For optimal value from Optane-like devices (byte-addressable, high performance) which you want to use as persistent storage (as opposed to, eg, using it as a paging store or a RAM disk) you need a file system (or equivalent like a database).
A traditional file system *will* work (ie emulate flash) but is sub-optimal for two reasons:
- it goes through the OS and layers of abstraction. For traditional storage the latency of these layers is negligible, but it's a significant cost when the distance to storage is a small multiple of the distance to DRAM.
- traditional file systems are designed to work with large chunks (eg 4kB size) and so do not take advantage of byte (or more realistically cache-line) addressing.
Work is being done on both these fronts.

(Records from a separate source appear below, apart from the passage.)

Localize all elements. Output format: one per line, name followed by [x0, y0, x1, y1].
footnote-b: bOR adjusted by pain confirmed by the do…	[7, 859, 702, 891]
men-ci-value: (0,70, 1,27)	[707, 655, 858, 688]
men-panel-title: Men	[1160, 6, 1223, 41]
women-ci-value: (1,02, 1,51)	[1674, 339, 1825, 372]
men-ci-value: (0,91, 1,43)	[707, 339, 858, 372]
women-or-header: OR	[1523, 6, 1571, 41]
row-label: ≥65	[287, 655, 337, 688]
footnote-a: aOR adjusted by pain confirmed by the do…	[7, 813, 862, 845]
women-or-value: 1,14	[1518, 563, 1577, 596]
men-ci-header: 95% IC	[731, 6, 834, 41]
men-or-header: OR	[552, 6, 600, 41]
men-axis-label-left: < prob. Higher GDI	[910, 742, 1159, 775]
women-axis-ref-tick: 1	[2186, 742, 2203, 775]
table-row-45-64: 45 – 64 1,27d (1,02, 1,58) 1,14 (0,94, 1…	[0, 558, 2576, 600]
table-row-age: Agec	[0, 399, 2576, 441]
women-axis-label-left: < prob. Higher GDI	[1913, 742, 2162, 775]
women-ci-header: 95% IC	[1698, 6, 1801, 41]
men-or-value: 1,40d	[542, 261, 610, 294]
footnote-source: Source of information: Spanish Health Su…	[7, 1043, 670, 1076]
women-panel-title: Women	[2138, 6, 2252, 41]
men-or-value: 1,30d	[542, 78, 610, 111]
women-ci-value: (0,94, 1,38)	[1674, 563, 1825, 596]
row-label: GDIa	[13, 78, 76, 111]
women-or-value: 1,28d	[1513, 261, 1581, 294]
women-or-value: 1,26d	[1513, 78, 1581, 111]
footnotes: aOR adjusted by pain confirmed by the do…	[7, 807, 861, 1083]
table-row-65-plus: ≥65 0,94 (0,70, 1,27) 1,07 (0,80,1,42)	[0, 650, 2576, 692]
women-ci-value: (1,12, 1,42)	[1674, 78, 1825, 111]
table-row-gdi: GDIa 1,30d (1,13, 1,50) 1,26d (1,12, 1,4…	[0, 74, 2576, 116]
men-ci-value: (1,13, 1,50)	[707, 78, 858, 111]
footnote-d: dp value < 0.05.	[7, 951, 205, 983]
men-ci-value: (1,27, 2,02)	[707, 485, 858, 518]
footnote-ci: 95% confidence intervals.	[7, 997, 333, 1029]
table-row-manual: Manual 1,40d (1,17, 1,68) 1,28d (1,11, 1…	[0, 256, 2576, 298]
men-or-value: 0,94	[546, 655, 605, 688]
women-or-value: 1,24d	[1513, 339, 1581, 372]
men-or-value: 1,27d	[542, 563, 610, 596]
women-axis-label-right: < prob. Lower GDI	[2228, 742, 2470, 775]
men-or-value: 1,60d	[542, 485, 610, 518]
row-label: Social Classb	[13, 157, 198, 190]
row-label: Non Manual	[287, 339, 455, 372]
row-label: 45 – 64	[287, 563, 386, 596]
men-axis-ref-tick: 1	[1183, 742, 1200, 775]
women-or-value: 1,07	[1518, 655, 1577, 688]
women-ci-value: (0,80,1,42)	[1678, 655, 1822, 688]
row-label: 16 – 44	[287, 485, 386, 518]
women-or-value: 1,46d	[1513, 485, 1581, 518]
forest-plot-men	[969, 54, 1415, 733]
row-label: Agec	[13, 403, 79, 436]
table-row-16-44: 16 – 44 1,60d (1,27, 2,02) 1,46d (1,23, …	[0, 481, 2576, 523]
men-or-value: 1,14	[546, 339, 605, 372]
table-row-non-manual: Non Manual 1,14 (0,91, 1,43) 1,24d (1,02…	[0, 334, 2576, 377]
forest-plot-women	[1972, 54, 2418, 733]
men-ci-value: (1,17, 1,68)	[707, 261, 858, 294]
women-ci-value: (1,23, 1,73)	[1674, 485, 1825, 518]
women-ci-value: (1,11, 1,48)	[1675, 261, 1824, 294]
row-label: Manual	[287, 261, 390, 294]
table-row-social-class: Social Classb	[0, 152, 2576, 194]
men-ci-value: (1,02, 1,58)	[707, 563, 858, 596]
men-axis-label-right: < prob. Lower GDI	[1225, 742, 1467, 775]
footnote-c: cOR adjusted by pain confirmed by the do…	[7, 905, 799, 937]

What is known publicly is Microsoft is working on a file system that is optimized for these characteristics like byte-addressable, and work is being done in Linux on how to make the control layer between app and storage as thin as possible.
A realistic analysis today, I think, would be that on the software side there are no lock-ins. I would expect that everyone you'd think has an interest (from Apple to Oracle to IBM) is working on one or both of the aspects I listed above; they just haven't said anything.
On the hardware side, hmm. Here's my analysis.
Intel, now in its decadent phase, is being run increasingly by a finance mindset (look for rent opportunities and exploit them as long as you can) rather than an engineering mindset (spread new tech as widely as possible because somehow it will take off and smart people can make money from that). So everything around Optane was designed to force enterprise customers to buy expensive special Xeons and expensive special Optane DIMMs, with no interest in the wider world beyond deep-pocketed enterprise.
Micron, still an engineering company, considered this an idiotic, short-sighted strategy, and so took back as much control as possible over the tech, and wants to sell it like any new tech you want to take off, at a range of price points, with huge ambitions that it spread everywhere (just like flash).
So where does that leave us? ARM v8.2 (2016) included the sort of cache control instructions needed to control persistent memory, and presumably these will trickle out over the next few years into ARM server and lower end cores. (Apple definitely uses some ARMv8.3 features, but I don't know for definite if anyone has implemented these cache control instructions yet.) Presumably at some point AMD and IBM will do likewise, but I have seen nothing from them yet.
So, for another year or three, likely Intel will have the game to itself but fairly soon (before 2025, maybe 2023) I expect a commodity spec for the DIMMs, Micron to supply them (with, who knows, maybe Nantero and MRAM and other weird options also providing DIMMs), all the relevant CPUs providing the instructions necessary to exploit this stuff, and all the relevant OSs providing their part.